Fun Experiences in the Classroom

By Sheila Powell
Space Center Teacher

I had a fun experience in the classroom last week that I must share, too: I had just shown the kids the video clip of how the balance of nuclear fussion energy and gravity forms stars. I asked the kids if stars have so many nuclear fussion reactions at any one time, what keeps the stars from "blowing apart"? No answer from any of the kids, expect one. The kid was sitting right in front of me at the front of the class. He jumped up (scared me really!), waving and yelling loudly "GRAVITY!!!" I was a bit stunned by his excitement, and said something to the affect of:" I appreciate your enthusiasm, and yes Gravity is the correct answer". I gave him a marshmellow for his answer...he continued his excitement by doing a "high-five-I'M great-I'm good" dance in front of the class. I said, I appreciate your excitement for the answer (trying to calm him a bit), but then he responded: "You don't understand. I'm not the brightest kid in this class and when I get an answer right it's really a big deal for me!!!!!!" I started laughing, his teaching started laughing...the whole class was roaring with laughter at this kid's answer and announcement of his "place in the world." The kid was laughing too as what he'd said!! I thanked him for his answer and his honesty regarding his educational status in the class. We all continued to giggle for awhile and finally got back to business. But I do know this: That kid "beamed" so brightly, proud of his answer, that for the rest of the time, I didn't need to turn on the lights in the classroom. We/the space center helped that kid realize, if only for a brief moment, that he was smart, capable and equal to his classmate. Yep, that was a great moment...a "Mount Everest" teaching/student moment indeed!!!

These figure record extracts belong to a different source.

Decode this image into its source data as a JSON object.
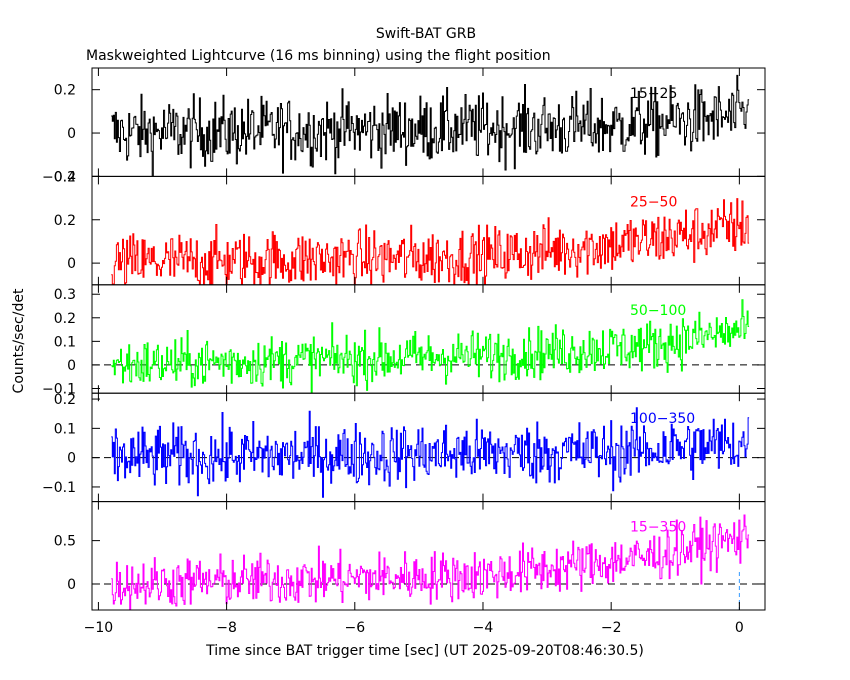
{
  "header": {
    "title": "Swift-BAT GRB",
    "subtitle": "Maskweighted Lightcurve (16 ms binning) using the flight position"
  },
  "axes": {
    "xlabel": "Time since BAT trigger time [sec] (UT 2025-09-20T08:46:30.5)",
    "ylabel": "Counts/sec/det"
  },
  "chart_data": {
    "type": "line",
    "title": "Maskweighted Lightcurve (16 ms binning) using the flight position",
    "xlabel": "Time since BAT trigger time [sec] (UT 2025-09-20T08:46:30.5)",
    "ylabel": "Counts/sec/det",
    "xlim": [
      -10.1,
      0.4
    ],
    "x_ticks": [
      "−10",
      "−8",
      "−6",
      "−4",
      "−2",
      "0"
    ],
    "x_tick_values": [
      -10,
      -8,
      -6,
      -4,
      -2,
      0
    ],
    "trigger_marker_x": 0,
    "data_start_x": -9.8,
    "data_end_x": 0.15,
    "bin_width_sec": 0.016,
    "panels": [
      {
        "name": "15-25 keV",
        "label": "15−25",
        "color": "#000000",
        "ylim": [
          -0.2,
          0.3
        ],
        "y_ticks": [
          "0.2",
          "0",
          "−0.2"
        ],
        "y_tick_values": [
          0.2,
          0,
          -0.2
        ],
        "dashed_zero": false,
        "trend": [
          [
            -9.8,
            0.0
          ],
          [
            -2,
            0.03
          ],
          [
            0.15,
            0.08
          ]
        ],
        "noise": 0.16
      },
      {
        "name": "25-50 keV",
        "label": "25−50",
        "color": "#ff0000",
        "ylim": [
          -0.1,
          0.4
        ],
        "y_ticks": [
          "0.4",
          "0.2",
          "0"
        ],
        "y_tick_values": [
          0.4,
          0.2,
          0
        ],
        "dashed_zero": false,
        "trend": [
          [
            -9.8,
            0.0
          ],
          [
            -4,
            0.03
          ],
          [
            -1.5,
            0.1
          ],
          [
            0.15,
            0.18
          ]
        ],
        "noise": 0.14
      },
      {
        "name": "50-100 keV",
        "label": "50−100",
        "color": "#00ff00",
        "ylim": [
          -0.12,
          0.34
        ],
        "y_ticks": [
          "0.3",
          "0.2",
          "0.1",
          "0",
          "−0.1"
        ],
        "y_tick_values": [
          0.3,
          0.2,
          0.1,
          0,
          -0.1
        ],
        "dashed_zero": true,
        "trend": [
          [
            -9.8,
            0.0
          ],
          [
            -4,
            0.04
          ],
          [
            -1.5,
            0.08
          ],
          [
            0.15,
            0.15
          ]
        ],
        "noise": 0.11
      },
      {
        "name": "100-350 keV",
        "label": "100−350",
        "color": "#0000ff",
        "ylim": [
          -0.15,
          0.22
        ],
        "y_ticks": [
          "0.2",
          "0.1",
          "0",
          "−0.1"
        ],
        "y_tick_values": [
          0.2,
          0.1,
          0,
          -0.1
        ],
        "dashed_zero": true,
        "trend": [
          [
            -9.8,
            0.0
          ],
          [
            -2,
            0.02
          ],
          [
            0.15,
            0.05
          ]
        ],
        "noise": 0.11
      },
      {
        "name": "15-350 keV",
        "label": "15−350",
        "color": "#ff00ff",
        "ylim": [
          -0.3,
          0.95
        ],
        "y_ticks": [
          "0.5",
          "0"
        ],
        "y_tick_values": [
          0.5,
          0
        ],
        "dashed_zero": true,
        "trend": [
          [
            -9.8,
            0.0
          ],
          [
            -4,
            0.1
          ],
          [
            -1.5,
            0.3
          ],
          [
            0.15,
            0.55
          ]
        ],
        "noise": 0.3
      }
    ]
  }
}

Here's another fun story from the classroom:

As I was preparing yet another group for the scary transporting process, one young girl looked at me particularly frightened. She looked a bit pale in fact. I reassured her that the transporting process was painless, and would only make her "armpits tickle" for a moment and then she would be on the ship.."at the speed of light", I told her. She looked me dead in eye and said, "I trust you...for now", and stepped bravely into the transporter. As I quickly rotated the transporter tube and preceded to transport her to her Voyager destination, we all (those anxiously waiting to be transported) heard her yell LOUDLY , "Tell my mother I love her!" We all bust out laughing.!!!! I love the fine line we all walk-- moving the kids everyday between reality and sci-fi ---with these kids...too much fun!!!!